China’s automakers have long wanted to expand beyond their home market. While they’ve made a little progress in Southeast Asia and Africa, they’ve had scant success in developed markets like the US and Europe.
That isn’t stopping Aiways, an electric-vehicle startup based in Shanghai, from trying. The four-year-old company recently told Quartz it plans to offer its flagship car, the U5, in Germany, France, Switzerland, Norway, and the Netherlands next spring. If all goes to plan, Aiways will become the first Chinese-brand electric car offered in Europe.
The company’s strategy involves skipping dealerships and offering consumers direct online sales and leasing. That will help it reduce costs and compete with traditional gas guzzlers, Alexander Klose, vice president for overseas operation, told the Financial Times (paywall). The U5, he added, will be priced at less than €40,000 ($44,700).

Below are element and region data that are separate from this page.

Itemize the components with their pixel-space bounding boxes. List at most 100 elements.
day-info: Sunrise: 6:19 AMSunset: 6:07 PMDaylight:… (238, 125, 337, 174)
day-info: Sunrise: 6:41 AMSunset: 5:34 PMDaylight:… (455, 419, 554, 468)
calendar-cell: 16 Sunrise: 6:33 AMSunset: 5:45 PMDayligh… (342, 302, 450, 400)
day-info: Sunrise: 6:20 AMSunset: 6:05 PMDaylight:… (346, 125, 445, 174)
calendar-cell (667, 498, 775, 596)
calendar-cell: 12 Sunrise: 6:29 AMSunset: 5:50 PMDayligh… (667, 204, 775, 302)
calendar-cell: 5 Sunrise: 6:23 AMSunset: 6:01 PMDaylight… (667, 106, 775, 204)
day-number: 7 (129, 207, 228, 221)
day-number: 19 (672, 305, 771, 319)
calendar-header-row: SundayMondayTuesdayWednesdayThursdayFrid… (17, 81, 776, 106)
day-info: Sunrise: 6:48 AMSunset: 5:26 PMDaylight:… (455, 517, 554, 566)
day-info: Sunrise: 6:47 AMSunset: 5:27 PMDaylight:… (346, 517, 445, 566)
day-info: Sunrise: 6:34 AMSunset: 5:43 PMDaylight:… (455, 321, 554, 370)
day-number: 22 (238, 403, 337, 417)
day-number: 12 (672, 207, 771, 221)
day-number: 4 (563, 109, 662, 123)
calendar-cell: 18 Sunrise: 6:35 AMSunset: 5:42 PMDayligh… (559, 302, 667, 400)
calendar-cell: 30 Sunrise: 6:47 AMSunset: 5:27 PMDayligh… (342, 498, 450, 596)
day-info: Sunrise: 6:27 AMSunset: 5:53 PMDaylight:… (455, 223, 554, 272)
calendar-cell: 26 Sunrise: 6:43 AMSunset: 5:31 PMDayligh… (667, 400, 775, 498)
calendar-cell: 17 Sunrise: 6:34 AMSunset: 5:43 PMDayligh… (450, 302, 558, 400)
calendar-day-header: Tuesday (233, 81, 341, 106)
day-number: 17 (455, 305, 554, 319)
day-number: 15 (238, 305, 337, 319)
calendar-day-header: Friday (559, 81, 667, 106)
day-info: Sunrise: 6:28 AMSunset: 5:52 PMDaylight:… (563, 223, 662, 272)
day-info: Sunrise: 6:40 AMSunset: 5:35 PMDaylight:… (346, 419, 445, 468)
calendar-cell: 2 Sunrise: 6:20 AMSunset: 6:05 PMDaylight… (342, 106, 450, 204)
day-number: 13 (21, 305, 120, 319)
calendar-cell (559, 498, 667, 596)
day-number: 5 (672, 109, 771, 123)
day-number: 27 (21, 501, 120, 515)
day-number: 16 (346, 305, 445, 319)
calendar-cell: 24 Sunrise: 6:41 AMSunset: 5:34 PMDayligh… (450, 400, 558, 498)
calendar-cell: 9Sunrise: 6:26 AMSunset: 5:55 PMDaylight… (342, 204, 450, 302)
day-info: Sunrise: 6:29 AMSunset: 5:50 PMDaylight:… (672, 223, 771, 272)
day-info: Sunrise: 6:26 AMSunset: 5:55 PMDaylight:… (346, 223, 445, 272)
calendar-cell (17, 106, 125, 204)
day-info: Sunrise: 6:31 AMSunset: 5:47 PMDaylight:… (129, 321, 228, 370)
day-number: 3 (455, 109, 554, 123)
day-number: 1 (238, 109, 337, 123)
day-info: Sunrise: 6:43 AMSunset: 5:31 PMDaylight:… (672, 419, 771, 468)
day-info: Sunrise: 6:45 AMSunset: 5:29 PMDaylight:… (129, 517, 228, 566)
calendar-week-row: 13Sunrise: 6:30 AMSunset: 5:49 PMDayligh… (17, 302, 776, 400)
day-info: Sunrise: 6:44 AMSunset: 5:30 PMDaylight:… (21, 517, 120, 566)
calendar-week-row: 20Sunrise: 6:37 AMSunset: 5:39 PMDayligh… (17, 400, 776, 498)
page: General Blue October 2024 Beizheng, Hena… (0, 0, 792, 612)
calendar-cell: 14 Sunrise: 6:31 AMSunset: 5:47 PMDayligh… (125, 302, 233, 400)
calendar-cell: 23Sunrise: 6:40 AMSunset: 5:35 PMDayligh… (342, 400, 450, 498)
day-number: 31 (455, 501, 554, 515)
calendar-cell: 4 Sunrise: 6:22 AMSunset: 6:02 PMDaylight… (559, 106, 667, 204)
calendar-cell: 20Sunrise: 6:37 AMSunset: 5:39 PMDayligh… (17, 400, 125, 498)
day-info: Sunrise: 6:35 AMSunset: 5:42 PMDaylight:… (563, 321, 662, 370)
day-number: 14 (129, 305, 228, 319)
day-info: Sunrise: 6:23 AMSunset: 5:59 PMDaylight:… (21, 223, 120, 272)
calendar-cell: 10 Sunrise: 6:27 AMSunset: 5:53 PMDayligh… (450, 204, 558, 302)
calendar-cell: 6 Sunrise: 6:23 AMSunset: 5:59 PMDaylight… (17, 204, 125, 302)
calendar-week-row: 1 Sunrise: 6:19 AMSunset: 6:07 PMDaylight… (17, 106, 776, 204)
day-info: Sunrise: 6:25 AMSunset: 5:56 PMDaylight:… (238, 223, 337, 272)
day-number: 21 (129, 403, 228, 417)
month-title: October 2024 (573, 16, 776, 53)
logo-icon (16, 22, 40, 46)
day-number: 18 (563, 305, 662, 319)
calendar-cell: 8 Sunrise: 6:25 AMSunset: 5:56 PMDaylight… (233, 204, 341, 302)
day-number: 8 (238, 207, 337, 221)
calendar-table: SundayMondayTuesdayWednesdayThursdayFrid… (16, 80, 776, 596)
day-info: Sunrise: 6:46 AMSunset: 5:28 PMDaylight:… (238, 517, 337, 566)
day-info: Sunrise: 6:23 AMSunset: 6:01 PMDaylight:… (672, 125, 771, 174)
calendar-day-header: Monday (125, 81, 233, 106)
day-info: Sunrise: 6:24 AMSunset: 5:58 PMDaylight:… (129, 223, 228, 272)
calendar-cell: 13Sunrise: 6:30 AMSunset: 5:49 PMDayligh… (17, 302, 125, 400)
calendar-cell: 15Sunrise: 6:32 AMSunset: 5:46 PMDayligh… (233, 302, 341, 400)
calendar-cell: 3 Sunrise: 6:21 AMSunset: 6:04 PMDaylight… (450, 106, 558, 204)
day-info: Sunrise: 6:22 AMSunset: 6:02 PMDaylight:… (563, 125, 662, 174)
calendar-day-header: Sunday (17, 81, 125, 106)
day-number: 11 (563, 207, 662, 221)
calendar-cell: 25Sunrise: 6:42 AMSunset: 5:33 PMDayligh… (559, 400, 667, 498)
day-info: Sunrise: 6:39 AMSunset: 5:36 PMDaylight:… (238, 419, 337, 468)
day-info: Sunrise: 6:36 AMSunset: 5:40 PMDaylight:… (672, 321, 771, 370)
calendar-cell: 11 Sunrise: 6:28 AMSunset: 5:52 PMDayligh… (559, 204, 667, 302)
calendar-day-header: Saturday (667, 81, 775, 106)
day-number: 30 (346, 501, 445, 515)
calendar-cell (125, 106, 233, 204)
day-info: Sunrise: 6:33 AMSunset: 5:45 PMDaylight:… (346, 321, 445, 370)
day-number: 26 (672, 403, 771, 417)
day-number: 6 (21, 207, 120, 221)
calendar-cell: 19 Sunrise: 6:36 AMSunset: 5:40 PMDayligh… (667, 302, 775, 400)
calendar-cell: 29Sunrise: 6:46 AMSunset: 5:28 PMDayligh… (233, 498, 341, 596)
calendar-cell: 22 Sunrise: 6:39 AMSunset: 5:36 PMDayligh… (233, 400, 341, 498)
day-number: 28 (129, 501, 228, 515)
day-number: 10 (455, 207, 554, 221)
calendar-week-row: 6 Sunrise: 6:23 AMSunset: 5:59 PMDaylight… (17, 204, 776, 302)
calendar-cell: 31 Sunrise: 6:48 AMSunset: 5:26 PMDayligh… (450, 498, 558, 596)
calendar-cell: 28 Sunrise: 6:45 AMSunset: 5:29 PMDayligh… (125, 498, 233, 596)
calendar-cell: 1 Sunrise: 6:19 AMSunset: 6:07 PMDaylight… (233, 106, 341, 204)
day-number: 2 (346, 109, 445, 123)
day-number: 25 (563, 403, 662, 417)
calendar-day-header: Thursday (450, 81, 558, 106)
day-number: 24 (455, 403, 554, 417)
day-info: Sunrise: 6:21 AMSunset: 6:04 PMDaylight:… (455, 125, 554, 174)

On the leasing front, Aiways is talking to Vehiculum, a German startup offering an online leasing marketplace. Klose didn’t say how much it would cost to lease the U5, but he did mention that agreements of less than a year would not be offered. By contrast, Lynk & Co branded vehicles, made by Chinese carmaker Geely, will be offered in Europe next year via monthly subscription.

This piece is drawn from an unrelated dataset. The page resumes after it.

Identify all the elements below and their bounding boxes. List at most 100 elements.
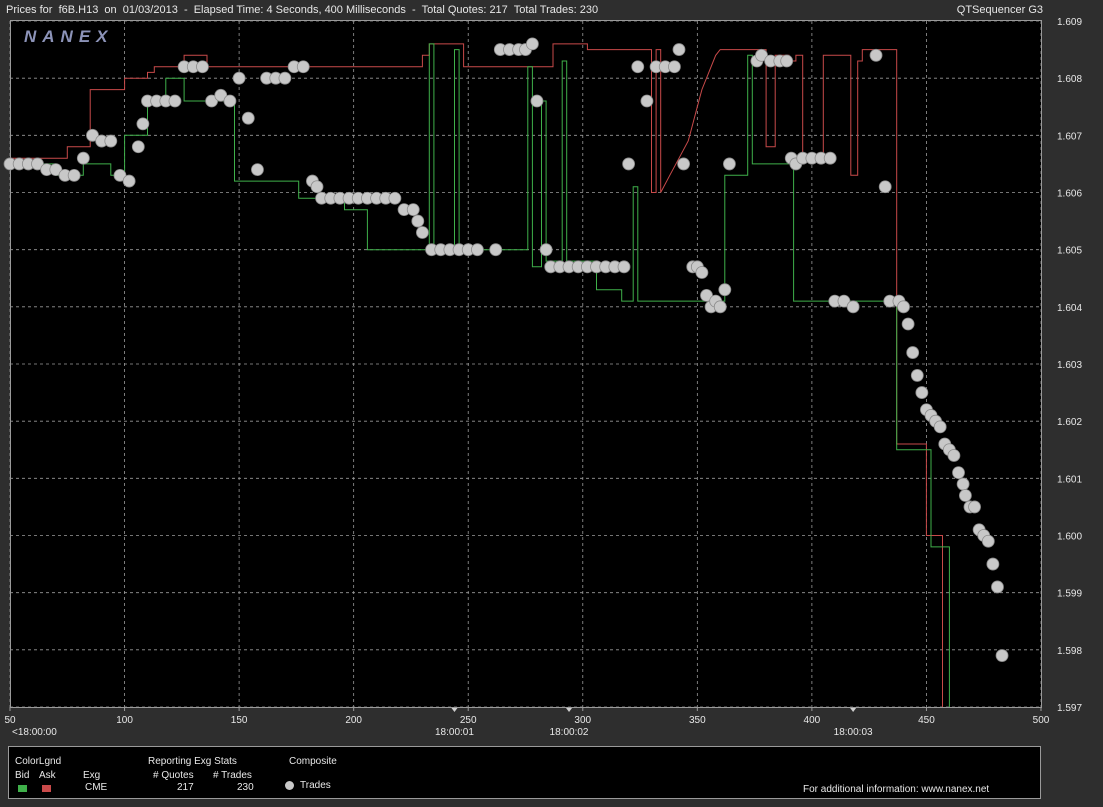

Aiways’s timeline might be too ambitious, however. Due to government restrictions in China, the company only recently secured a license to manufacture cars. Partnering with Chinese automaker Jiangling Motors (link in Chinese), it will start mass-producing the U5 for the domestic market in September, just eight months before it wants to deliver the model to Europe, which has different safety standards.

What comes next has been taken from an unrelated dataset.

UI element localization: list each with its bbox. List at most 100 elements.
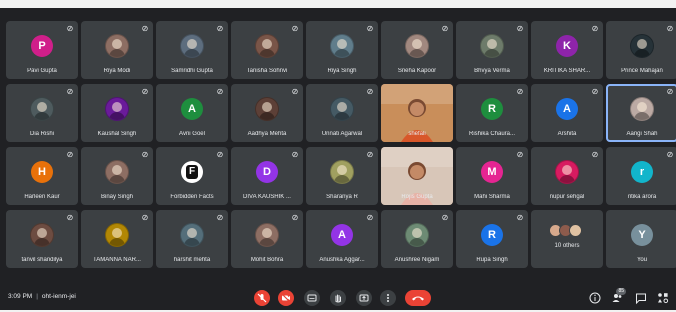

A delay would come as little surprise: China’s BYD, the world’s biggest EV maker (paywall), has postponed its plans to sell electric cars in the US at least three times.
And, of course, success is far from guaranteed. “Chinese automakers have attempted many different methods to enter overseas markets,” Quin Garcia, managing director at San Francisco-based Autotech Ventures, told Quartz, “The fundamental question I would ask is, ‘What would cause a European consumer to choose the Chinese Aiways vehicles over other vehicle offerings available to these consumers in the European market?'”
China, for all its automotive ambition, exported only around 760,000 passenger cars (link in Chinese) last year.
Meanwhile, auto sales in China contracted last year for the first time in two decades, a decline that is likely to continue amid an economic slowdown. Of course, that gives Chinese carmakers all the more motivation to gain a foothold in overseas markets. Great Wall Motors aims to boost its shipments to South Africa, Chile, and Russia by a third this year.
Electric vehicles remain a bright spot for China. Even amid last year’s slowdown, EV sales continued to grow. The government sees electrics as a way for Chinese automakers to gain a foothold in developed markets. And with trade war tensions clouding prospects in the US, Europe appears to be a more promising destination at the moment.
How well Aiways performs there will be closely watched.